Individuals may have to pay for a service and submit a claim themselves, using Form CMS-1490S for reimbursement.
Sometimes, a doctor can charge a person more than the Medicare-approved amount, creating an excess. The excess is any amount over the Medicare-approved cost.
In these cases, Medicare will not cover the excess, but some Medigap plans may help with these expenses.
There is a limit to the amount a doctor can bill for a service, called a limiting charge. This means that doctors can charge up to a maximum of 15% more than the amount Medicare will cover.
The limiting charge applies to doctors who have chosen to accept Medicare for some services only. The charge does not apply to providers who are fully non-participating.
To find a doctor that accepts Medicare, a person can visit the Medicare Physician Compare site and search by location, and by entering either:
- the last name of the healthcare professional
- the group practice name
- medical specialty
- body part
- medical condition
The search results will then provide a list of participating professionals in the location specified.
Private medical insurance companies administer Medicare Advantage plans, also known as Medicare Part C. These are bundled health plans that offer an alternative to original Medicare.
Each Medicare Advantage plan has different rules for how a person may receive services, like whether a person needs a referral to see a specialist, and whether visiting an in-network healthcare provider must be used.
What is a provider network?
A provider network is a group of doctors, healthcare providers, and hospitals that a plan has a contract with, making them in-network.
A healthcare provider who has no contract with a plan is an out-of-network provider.
A private insurance company that offers Medicare Advantage policies may have different networks for different plans, so when a person searches for a healthcare provider online, it may be beneficial to ensure the correct plan is selected.
In-network providers can also be located by calling the insurer.
Seeing a specialist
Some Medicare Advantage plans have different rules for when a visit to a specialist is needed, such as:
Health Maintenance Organization (HMO) plans: Usually, a person is required to obtain a referral from their primary care physician to see a specialist under an HMO. Some services do not require a referral, such as a yearly mammogram screening.

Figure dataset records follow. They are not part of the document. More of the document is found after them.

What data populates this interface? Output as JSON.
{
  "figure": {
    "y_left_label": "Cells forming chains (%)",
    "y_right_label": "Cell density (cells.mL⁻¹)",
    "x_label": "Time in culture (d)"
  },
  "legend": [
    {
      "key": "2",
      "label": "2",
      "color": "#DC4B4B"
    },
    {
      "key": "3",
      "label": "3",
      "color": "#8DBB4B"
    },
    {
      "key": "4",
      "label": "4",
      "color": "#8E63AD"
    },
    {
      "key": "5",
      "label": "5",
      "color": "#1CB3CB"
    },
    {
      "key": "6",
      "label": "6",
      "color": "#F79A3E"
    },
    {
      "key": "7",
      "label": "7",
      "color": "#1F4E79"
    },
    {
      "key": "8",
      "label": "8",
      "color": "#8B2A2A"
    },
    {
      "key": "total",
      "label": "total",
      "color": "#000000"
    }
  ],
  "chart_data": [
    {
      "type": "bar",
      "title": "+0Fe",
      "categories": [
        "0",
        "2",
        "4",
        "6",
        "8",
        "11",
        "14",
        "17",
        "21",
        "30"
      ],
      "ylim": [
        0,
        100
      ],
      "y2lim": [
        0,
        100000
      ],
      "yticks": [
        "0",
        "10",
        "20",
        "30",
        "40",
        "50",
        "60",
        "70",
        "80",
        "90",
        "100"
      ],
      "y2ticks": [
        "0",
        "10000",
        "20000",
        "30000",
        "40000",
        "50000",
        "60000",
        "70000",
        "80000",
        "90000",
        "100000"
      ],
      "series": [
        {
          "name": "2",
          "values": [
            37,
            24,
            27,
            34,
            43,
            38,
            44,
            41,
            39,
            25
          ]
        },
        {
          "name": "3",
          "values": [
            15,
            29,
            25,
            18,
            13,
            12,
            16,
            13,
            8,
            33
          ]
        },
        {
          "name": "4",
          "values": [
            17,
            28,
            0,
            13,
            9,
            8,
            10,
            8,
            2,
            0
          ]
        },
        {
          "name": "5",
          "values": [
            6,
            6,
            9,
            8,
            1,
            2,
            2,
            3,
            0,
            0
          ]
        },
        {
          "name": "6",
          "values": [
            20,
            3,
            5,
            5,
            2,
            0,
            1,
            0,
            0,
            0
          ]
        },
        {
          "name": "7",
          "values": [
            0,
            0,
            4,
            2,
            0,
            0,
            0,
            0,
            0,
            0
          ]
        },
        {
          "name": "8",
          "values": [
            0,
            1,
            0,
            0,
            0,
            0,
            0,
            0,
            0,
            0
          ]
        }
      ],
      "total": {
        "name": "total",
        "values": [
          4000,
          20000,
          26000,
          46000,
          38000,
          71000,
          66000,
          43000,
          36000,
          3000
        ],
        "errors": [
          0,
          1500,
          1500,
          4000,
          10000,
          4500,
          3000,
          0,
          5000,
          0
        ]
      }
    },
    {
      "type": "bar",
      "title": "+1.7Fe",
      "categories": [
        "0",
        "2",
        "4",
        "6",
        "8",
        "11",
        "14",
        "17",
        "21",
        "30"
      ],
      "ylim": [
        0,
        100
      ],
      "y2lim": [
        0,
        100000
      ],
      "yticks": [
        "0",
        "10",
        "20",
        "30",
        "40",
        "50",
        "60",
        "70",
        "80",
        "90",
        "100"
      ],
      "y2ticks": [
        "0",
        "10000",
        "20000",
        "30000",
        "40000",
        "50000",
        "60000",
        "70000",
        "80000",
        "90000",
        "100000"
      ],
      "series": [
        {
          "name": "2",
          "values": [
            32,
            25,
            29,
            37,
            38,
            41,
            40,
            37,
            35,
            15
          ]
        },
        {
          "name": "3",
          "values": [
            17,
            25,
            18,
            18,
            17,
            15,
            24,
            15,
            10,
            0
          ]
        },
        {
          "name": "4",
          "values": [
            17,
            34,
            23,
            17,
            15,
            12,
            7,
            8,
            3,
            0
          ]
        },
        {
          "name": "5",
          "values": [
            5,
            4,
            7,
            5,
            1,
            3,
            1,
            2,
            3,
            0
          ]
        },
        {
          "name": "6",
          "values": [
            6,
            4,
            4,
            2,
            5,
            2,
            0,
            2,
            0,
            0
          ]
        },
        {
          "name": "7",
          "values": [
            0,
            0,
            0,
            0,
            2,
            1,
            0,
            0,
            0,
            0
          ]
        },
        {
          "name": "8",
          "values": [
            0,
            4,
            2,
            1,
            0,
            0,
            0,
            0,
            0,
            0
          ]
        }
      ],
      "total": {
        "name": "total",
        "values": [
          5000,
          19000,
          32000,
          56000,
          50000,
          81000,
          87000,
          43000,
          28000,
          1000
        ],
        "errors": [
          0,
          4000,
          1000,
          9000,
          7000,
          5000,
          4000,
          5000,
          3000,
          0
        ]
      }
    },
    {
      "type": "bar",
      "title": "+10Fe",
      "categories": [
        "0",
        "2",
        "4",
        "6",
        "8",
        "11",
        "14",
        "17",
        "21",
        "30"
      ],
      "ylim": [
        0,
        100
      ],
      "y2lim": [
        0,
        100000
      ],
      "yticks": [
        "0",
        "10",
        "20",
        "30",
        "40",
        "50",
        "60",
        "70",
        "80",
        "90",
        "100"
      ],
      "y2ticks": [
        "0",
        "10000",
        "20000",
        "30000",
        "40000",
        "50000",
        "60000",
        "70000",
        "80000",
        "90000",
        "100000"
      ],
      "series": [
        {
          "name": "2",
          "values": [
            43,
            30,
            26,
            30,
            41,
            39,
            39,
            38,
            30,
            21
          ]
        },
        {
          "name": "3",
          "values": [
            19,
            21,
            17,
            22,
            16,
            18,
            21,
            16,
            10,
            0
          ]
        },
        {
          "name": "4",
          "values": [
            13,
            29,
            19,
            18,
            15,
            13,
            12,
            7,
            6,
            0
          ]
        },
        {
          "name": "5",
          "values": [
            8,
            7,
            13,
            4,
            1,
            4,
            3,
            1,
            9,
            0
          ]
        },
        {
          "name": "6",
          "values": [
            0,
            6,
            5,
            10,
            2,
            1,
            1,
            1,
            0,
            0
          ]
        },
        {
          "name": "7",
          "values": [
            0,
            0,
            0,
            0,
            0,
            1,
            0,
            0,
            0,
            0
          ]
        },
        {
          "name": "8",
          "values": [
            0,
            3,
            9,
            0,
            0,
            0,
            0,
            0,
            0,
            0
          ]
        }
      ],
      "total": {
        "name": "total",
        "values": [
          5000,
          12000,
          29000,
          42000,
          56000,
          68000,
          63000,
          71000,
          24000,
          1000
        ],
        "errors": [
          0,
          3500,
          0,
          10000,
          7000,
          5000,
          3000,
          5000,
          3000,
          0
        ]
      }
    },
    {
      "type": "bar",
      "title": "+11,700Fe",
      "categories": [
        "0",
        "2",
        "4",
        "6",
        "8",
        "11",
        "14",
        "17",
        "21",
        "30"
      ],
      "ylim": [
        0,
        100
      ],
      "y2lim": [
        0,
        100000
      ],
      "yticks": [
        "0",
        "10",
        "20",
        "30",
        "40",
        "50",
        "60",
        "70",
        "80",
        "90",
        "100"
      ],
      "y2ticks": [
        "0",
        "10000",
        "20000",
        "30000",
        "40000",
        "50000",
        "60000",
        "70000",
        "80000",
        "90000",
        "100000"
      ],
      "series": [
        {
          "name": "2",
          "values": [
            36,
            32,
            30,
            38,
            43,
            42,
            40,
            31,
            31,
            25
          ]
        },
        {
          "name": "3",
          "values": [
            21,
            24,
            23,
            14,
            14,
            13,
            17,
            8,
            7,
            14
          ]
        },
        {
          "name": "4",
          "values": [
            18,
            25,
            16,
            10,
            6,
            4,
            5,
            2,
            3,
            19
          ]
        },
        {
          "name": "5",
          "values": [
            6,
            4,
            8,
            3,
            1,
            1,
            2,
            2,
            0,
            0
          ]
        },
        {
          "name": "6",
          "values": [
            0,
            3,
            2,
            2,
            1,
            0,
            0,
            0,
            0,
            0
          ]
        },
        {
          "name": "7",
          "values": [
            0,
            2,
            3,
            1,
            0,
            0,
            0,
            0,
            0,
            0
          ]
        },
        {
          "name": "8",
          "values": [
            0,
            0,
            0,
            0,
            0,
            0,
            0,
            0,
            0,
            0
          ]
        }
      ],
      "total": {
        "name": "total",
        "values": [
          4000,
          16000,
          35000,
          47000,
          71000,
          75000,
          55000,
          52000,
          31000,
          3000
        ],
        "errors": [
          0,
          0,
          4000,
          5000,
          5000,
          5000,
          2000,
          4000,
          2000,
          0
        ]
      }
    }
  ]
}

Preferred Provider Organization (PPO) plans: A person does not normally need a referral to see a specialist under a PPO. If a person uses an in-network specialist, their costs for covered services may be lower than if they use an out-of-network provider.
Most doctors accept Medicare, and if they do not, they may still accept Medicare for certain services.
If a doctor accepts assignment, it means they have a formal agreement with Medicare to accept the Medicare-approved amount as full payment for all covered services.
A provider network is a group of healthcare providers who have contracted with a particular health plan to provide cost-effective care to its members, making them in-network.
To find a doctor that accepts Medicare, a person can visit the Medicare Physician Compare page.